[Boatanchors] Today's gear in 2055?
Sheldon Daitch
sdaitch at ibb.gov
Tue Sep 27 11:16:33 EDT 2005
There is a parallel between the below concern and our experience
with modern day broadcast equipment. Not withstanding the
issues of equipment reliability in a 24/7 operation, the
energy savings from today's modern equipment and the tax
ramifications of depreciation, none of these generally are of
concern to the ham/boat anchor area, I submit that it will almost
be impossible to maintain a large fleet of today's equipment
50 years from now.
We recently retired, finally, a megawatt MW transmitter that
had been in operation from 1953 to about 1997, relegated to
backup operation until early this year, and then back into the
full operation while the new transmitter was relocated to
a new building and antenna array a few hundred yards away.

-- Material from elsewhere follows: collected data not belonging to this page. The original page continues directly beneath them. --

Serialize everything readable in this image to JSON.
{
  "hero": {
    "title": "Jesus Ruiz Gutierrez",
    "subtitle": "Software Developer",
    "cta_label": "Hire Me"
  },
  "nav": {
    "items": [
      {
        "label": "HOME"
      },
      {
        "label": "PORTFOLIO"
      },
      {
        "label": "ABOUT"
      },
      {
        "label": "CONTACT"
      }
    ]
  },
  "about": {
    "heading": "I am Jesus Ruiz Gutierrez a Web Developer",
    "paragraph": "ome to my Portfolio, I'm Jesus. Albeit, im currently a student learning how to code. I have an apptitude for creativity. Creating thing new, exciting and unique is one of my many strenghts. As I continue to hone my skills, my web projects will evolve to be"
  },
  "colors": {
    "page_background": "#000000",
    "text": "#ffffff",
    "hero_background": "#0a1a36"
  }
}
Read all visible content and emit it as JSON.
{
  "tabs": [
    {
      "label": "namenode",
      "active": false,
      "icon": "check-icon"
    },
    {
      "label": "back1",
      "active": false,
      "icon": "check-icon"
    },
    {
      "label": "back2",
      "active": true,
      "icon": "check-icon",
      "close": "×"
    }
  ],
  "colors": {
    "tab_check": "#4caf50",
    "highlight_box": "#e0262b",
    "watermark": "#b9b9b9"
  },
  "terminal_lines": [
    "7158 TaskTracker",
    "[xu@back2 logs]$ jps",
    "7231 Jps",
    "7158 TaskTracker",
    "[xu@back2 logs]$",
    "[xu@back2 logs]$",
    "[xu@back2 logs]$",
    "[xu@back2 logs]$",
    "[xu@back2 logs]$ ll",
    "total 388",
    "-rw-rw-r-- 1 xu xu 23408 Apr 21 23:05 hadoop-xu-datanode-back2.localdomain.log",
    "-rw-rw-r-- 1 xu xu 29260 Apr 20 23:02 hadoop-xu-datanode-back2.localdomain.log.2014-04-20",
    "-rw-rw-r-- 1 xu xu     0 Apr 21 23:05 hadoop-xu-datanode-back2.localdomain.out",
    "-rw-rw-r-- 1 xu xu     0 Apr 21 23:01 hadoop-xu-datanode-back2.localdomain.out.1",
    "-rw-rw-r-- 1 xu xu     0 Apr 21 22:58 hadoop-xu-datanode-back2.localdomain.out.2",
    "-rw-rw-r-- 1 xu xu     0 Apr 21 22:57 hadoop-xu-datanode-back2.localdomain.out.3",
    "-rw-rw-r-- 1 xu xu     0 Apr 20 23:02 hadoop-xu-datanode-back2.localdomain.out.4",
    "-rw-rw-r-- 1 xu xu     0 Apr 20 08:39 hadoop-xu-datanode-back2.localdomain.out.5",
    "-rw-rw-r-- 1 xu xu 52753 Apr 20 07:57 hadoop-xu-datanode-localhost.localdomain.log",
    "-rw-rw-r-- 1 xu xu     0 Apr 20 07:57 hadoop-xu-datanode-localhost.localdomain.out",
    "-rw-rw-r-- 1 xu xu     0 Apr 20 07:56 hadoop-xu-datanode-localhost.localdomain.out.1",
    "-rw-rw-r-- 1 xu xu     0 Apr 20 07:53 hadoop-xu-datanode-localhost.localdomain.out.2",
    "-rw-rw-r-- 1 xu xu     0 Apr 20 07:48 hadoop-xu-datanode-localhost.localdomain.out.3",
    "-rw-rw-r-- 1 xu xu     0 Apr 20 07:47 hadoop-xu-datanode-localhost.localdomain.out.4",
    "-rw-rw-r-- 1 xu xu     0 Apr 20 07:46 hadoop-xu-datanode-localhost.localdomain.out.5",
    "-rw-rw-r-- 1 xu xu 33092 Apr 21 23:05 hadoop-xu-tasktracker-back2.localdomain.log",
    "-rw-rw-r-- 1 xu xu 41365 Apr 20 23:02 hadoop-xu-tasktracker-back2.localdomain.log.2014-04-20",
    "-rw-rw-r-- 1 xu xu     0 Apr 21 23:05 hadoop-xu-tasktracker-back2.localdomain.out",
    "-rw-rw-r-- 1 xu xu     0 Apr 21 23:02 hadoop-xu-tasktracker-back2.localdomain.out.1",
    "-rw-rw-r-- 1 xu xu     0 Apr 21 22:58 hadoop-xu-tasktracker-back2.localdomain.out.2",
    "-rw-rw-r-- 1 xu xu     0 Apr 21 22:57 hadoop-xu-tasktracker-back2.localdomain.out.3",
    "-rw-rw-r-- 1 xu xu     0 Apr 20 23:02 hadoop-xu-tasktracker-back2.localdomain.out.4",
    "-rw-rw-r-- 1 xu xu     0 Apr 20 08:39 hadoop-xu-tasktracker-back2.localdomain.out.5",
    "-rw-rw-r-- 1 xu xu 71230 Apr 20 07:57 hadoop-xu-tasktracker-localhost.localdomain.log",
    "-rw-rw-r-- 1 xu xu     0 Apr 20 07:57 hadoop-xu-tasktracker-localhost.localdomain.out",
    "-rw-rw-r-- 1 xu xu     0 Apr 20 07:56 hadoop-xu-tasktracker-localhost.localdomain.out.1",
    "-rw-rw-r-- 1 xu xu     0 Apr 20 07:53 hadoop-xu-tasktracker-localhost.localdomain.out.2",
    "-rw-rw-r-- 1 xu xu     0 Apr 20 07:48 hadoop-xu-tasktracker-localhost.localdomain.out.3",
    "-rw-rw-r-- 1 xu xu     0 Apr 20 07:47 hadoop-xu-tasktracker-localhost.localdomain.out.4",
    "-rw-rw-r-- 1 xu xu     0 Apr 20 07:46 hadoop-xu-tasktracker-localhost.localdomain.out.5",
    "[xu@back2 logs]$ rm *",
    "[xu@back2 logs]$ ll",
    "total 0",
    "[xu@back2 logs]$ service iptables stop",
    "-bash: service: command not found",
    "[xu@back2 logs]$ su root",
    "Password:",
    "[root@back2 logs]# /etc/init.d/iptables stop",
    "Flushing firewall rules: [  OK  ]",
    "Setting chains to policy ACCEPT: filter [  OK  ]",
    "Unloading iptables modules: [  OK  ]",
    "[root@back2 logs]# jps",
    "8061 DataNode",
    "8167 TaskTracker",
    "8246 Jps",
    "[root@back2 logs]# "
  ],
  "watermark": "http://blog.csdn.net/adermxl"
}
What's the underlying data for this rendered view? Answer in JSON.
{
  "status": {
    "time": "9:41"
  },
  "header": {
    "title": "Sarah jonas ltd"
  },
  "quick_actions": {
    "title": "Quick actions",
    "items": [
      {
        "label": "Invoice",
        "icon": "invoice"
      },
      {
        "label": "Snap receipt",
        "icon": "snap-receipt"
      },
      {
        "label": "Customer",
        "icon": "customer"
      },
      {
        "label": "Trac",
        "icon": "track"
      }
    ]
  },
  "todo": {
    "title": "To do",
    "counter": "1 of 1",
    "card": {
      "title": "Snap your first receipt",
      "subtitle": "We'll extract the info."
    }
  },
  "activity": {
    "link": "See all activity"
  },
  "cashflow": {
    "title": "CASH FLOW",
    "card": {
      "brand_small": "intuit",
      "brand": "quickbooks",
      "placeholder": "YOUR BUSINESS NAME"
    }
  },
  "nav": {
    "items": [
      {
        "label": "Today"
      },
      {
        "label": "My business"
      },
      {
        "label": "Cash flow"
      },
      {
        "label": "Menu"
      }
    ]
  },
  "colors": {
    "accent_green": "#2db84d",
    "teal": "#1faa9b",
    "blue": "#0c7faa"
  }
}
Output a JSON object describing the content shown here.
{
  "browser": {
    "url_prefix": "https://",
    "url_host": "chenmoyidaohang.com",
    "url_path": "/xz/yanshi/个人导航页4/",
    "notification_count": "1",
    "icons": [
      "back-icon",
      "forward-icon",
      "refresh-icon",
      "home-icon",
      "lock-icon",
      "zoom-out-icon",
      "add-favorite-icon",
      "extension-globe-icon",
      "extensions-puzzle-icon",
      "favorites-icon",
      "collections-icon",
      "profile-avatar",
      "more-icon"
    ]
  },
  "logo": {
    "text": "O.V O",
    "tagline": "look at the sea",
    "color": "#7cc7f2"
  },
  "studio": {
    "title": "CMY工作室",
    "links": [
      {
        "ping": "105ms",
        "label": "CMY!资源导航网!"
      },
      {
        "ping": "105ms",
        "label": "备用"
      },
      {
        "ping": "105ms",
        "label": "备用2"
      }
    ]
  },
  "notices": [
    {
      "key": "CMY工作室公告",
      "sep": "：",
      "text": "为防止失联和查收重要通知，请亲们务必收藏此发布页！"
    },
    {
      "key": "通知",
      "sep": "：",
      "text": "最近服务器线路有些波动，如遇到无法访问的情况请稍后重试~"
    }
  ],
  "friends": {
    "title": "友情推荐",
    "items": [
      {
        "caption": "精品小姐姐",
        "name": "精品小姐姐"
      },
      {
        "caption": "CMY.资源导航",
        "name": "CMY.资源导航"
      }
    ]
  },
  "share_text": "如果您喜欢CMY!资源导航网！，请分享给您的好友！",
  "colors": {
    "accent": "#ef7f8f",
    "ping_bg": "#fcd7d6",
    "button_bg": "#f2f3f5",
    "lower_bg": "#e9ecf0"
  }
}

Virtually every part in the old Continental transmitter, including
the tubes, can be fabricated or rebuilt, or we happened to have
large stocks of repair parts held over the past 50 years.
The newer transmitter, all solid state, but at the same power,
relies on software and firmware for proper operation and I
suspect at some point, we will be unable to get small parts
for it. Already, one major A/D - D/A chip is unavailable and
a replacement module board for that stage has been marketed by
the transmitter manufacturer.
I submit we will probably get into the same situation with
equipment in the nature of the IC-7800, unless there happens to
be a pool of excessed units is maintained as parts bins for
a decreasing operational "fleet" of 7800s. I realize this is not
much different than parts for today's 50 year old gear, but so
many components used in our boat anchors can be fabricated
or replaced with newer discrete components. Unless there is
a hugh demand for repair parts or someone with big bucks can
reverse engineer specialized ICs used in today's equipment,
even the 7800 might not be around, other than display units.
The technology is moving too fast, me thinks.
73
Sheldon
WA4MZZ
>
> > On 9/27/05, peter markavage <manualman at juno.com> wrote:
> >
> >>Vic wrote - "Will anyone bother to restore an IC7800 in 2055?"
> >>
> >>Many people who believe in this technology probably would see no reason
> >>to "restore"; they just move on to the next technology.